Saturday, October 11, 2025

Tech Bros Seek "Exit"

In a long-form article for Politico Magazine, Calder McHugh interviews Jacob Silverman, author of a new book Gilded Rage: Elon Musk and the Radicalization of Silicon Valley. It is an interesting interview (not behind paywall), it hits a lot of tech-oriented topics, like bitcoin, AI, and indirectly utopianism.

What I didn't expect is that Silverman believes most of the leaders in tech, the top people, are firmly on the MAGA team. I'm not surprised they experience our current society as more than a little icky.

There are some practical things they are trying to do, like various attempts at charter cities and securing actual physical sovereignty over a piece of land.

These are all attempts at what’s sometimes called “exit,” a way to secure your own sovereignty by making your own currencies with crypto, to escaping the education system, to ultimately securing land and creating your own communities.

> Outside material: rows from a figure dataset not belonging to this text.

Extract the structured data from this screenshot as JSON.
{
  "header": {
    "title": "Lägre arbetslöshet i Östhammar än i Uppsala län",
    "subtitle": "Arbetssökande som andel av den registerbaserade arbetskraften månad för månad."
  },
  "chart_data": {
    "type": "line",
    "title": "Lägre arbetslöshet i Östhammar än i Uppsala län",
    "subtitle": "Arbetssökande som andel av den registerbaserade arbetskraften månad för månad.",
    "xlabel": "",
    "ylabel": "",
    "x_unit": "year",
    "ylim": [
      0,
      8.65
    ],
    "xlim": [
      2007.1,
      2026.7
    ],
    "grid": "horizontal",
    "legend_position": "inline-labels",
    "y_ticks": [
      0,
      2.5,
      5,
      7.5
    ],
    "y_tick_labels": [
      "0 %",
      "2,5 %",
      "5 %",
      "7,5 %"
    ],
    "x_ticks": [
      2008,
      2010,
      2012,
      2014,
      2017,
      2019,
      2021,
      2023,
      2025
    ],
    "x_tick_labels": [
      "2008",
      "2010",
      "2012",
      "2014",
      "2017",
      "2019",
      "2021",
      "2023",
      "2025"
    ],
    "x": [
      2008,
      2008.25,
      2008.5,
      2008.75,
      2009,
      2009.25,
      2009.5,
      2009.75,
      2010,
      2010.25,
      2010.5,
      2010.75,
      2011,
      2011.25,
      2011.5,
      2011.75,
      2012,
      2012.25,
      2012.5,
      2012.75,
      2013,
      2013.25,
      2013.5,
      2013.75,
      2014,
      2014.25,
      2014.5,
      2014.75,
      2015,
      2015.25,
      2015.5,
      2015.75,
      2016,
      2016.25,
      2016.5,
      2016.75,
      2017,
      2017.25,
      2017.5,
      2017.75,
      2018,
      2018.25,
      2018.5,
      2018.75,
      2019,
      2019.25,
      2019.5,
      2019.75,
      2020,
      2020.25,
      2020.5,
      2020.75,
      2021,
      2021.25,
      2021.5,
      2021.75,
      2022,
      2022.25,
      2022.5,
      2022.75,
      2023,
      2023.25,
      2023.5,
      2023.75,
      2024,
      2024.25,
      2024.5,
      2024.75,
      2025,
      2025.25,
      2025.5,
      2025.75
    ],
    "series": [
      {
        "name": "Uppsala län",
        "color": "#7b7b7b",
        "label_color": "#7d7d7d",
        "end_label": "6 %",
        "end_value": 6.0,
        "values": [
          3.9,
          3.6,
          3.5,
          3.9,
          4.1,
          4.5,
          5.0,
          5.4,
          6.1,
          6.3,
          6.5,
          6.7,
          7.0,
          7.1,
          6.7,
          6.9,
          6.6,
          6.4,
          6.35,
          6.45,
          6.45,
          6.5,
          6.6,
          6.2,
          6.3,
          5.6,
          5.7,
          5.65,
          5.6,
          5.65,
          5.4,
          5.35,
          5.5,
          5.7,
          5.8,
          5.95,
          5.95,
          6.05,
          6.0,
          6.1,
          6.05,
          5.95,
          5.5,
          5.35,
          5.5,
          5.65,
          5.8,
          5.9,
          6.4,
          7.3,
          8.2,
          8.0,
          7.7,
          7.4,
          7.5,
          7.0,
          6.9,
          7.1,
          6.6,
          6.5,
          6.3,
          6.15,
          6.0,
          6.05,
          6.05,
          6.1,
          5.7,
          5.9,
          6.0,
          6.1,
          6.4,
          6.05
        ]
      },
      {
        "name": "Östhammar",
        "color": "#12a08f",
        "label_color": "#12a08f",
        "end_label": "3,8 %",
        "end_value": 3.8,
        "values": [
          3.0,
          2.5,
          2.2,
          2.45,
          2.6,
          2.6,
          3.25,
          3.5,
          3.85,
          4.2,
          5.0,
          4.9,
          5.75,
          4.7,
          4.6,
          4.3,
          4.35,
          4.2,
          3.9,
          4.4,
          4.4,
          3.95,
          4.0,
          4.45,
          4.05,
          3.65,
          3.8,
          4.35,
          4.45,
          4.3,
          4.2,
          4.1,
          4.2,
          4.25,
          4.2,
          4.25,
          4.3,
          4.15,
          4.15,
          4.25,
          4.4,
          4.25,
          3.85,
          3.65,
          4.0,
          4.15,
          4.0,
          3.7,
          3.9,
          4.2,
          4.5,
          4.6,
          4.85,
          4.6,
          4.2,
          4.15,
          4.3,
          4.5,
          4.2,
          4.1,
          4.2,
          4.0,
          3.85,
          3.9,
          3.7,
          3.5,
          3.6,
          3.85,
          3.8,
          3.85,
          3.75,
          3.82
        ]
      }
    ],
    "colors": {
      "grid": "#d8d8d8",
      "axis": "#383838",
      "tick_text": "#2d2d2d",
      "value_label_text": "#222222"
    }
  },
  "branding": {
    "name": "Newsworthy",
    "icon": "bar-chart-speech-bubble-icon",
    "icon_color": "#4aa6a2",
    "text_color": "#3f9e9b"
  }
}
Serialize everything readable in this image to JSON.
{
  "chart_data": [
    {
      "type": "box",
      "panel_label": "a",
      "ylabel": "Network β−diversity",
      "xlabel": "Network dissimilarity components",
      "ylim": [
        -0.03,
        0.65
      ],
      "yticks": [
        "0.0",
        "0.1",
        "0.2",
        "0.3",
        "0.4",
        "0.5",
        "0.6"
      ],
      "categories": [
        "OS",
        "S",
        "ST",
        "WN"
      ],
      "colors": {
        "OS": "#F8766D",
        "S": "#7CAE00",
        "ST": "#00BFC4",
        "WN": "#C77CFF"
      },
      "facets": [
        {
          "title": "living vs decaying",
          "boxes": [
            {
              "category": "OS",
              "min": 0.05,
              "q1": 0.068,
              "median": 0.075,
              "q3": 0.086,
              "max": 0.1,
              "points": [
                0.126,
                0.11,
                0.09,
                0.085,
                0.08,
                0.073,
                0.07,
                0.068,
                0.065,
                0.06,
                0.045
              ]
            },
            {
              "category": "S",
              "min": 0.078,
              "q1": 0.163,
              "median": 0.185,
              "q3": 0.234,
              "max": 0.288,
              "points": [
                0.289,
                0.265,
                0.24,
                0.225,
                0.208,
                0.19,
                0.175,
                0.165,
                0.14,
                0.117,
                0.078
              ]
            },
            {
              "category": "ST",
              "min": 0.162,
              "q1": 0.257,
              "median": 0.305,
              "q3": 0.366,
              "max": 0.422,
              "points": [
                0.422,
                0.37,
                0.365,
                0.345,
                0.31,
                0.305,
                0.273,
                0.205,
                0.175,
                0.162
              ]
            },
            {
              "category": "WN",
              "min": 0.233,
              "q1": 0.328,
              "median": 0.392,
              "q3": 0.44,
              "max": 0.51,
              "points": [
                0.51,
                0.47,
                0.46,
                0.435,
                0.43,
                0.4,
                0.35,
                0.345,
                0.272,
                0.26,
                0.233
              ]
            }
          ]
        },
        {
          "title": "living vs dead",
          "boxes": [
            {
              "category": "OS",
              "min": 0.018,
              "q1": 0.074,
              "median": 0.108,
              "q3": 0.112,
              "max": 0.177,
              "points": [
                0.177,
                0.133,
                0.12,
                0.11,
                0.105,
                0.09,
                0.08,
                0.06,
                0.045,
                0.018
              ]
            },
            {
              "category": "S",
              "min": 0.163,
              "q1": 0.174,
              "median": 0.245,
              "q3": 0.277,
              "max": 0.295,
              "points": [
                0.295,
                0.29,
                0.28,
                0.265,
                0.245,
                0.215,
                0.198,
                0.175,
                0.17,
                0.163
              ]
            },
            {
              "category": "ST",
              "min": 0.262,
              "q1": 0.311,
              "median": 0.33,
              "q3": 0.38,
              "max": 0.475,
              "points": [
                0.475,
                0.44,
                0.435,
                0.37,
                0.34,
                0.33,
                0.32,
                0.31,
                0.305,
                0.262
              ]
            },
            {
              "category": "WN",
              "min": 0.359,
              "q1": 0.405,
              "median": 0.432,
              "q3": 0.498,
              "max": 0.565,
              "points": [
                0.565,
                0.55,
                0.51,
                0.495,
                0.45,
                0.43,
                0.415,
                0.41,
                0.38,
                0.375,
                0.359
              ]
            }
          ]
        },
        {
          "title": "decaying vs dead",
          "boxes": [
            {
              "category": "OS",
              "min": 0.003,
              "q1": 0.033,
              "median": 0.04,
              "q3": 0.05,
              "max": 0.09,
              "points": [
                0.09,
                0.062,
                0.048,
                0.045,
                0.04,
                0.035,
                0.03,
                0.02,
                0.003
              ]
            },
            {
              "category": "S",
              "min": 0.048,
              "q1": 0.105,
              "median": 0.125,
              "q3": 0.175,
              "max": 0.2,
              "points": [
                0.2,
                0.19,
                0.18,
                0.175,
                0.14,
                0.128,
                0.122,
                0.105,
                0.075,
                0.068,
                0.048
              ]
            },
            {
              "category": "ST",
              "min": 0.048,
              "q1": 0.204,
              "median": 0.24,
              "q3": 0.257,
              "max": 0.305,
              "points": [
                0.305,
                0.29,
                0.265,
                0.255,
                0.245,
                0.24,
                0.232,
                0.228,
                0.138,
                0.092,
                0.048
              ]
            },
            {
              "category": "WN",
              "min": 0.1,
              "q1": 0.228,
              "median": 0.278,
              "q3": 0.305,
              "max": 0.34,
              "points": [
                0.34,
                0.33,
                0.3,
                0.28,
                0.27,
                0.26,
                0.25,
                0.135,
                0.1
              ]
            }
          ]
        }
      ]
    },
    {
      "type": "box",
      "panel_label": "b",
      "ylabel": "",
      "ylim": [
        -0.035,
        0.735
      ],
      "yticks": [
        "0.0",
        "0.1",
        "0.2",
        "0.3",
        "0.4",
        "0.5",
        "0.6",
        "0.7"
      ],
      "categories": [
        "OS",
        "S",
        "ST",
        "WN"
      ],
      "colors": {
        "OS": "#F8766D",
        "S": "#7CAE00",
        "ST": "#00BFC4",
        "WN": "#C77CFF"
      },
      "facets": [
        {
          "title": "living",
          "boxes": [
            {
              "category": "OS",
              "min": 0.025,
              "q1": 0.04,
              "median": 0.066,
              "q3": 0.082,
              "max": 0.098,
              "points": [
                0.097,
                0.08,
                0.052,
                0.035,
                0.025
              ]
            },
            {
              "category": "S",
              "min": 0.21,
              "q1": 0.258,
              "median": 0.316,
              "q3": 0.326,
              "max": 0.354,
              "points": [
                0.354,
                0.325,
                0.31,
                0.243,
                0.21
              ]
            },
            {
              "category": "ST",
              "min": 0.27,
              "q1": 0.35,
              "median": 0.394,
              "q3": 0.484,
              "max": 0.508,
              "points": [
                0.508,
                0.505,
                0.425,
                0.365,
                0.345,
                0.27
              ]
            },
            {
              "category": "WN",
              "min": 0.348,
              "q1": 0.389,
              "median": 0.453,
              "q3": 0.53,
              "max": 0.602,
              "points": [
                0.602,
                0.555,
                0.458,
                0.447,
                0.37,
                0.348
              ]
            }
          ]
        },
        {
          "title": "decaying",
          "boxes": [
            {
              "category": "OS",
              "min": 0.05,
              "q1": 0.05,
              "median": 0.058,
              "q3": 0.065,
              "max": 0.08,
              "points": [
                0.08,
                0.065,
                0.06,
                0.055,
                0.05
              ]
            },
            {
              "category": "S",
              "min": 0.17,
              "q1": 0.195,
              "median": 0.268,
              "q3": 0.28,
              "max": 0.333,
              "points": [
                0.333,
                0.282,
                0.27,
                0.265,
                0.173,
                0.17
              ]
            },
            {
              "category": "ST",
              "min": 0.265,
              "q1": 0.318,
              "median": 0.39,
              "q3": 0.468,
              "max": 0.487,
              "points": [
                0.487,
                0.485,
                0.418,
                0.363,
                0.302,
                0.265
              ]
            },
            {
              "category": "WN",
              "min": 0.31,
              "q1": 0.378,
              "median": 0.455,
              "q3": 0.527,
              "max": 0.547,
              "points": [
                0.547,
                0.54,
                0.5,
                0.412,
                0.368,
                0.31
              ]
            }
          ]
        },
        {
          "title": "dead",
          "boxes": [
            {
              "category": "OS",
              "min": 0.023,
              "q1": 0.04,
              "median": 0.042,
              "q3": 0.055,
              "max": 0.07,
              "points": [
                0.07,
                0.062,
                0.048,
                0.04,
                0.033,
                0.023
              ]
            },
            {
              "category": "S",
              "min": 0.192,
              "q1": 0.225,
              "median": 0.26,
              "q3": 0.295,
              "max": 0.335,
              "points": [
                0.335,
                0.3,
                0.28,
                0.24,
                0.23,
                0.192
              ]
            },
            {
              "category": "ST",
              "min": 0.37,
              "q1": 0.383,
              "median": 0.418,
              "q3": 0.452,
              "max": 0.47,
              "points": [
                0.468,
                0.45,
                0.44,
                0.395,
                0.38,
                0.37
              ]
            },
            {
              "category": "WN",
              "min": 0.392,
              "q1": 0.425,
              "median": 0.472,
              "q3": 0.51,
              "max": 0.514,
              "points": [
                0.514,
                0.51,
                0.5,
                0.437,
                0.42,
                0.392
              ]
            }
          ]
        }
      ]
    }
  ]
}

I think that their vision for the kind of escape that they want is unrealistic to a great degree, and I think it’s one of the ultimate flaws with the people my book is about. They seem to have become rather anti-social and almost xenophobic; they don’t really want to be among the rest of us.

Some of this, I argue in the book, came out of the perceived social failures and political failures of San Francisco, the city for tech, where a lot of them came from. They see the city as a failure and irredeemable to some extent, and that has also fed into this idea that “We need to get out of here. We need to build our own sovereign communities.”

Elon Musk's fascination with colonizing Mars is the most dramatic version of this escapism. Oddly, it is not noted in the interview.